The Birdcage 1996
In this remake of the classic French farce “La Cage aux Folles,” engaged couple Val Goldman (Dan Futterman) and Barbara Keeley (Calista Flockhart) shakily introduce their future in-laws. Val’s father, Armand (Robin Williams), a gay Miami drag club owner, pretends to be straight and attempts to hide his relationship with Albert (Nathan Lane), his life partner and the club’s flamboyant star attraction, so as to please Barbara’s father, controversial Republican Sen. Kevin Keeley (Gene Hackman).

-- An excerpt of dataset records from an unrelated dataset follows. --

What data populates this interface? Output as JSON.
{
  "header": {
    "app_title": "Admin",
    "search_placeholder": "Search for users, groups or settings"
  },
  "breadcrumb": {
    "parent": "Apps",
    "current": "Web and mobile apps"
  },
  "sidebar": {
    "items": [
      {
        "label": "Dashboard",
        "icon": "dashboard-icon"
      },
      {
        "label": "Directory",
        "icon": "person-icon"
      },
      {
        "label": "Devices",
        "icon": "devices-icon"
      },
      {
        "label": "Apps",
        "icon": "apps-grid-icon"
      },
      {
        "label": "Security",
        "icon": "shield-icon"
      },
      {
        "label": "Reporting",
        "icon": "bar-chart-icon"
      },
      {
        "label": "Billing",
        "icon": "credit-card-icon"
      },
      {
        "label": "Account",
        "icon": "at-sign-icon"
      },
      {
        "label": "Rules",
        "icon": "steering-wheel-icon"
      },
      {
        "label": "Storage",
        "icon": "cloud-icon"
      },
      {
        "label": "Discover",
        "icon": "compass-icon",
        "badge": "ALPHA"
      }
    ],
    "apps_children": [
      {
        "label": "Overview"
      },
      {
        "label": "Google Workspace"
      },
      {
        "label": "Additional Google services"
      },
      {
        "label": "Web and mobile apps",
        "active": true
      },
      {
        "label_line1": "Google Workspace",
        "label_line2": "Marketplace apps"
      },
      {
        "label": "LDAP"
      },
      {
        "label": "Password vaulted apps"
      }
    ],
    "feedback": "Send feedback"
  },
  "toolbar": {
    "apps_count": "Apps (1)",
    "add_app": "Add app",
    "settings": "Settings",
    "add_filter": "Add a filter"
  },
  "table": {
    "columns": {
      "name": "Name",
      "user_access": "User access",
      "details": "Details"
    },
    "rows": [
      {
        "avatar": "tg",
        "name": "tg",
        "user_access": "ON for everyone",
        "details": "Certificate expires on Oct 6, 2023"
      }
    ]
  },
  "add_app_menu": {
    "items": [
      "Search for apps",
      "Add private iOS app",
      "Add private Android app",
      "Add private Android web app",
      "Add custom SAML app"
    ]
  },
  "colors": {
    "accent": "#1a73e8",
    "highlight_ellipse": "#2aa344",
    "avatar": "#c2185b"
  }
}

The Birdcage is an American remake of the French comedy film La Cage aux Folles, about a gay couple who run a nightclub for female impersonators trying to pass for straight one night so that the son of one can marry the daughter of homophobic parents. Reset from the French Riviera to Miami and starring Robin Williams and Nathan Lane, it employs a soundtrack that combines Latin pop (Gloria Estefan and Miami Sound Machine’s hit “Conga”) with disco hits (Donna Summer’s “She Works Hard for the Money” and a soundalike version of “We Are Family”) and, oddly enough, a few songs written by Broadway composer-lyricist Stephen Sondheim. The oddity comes in when one recalls that La Cage aux Folles previously was adapted into a Broadway musical by Jerry Herman, a rival of Sondheim’s who notoriously gloated when La Cage won the 1984 Tony Award over Sondheim’s Sunday in the Park with George. Actually only one of the songs, a slight number called “Little Dream,” is a new composition. The suggestive “Can That Boy Foxtrot,” flamboyantly sung by Lane, and “Love Is in the Air,” an impromptu duet by Williams and Christine Baranski, are both old songs that were cut from the scores of Sondheim musicals. The resulting score is an odd mixture of dance tracks and clever show tunes either tossed off or arranged into a ’30s pastiche style.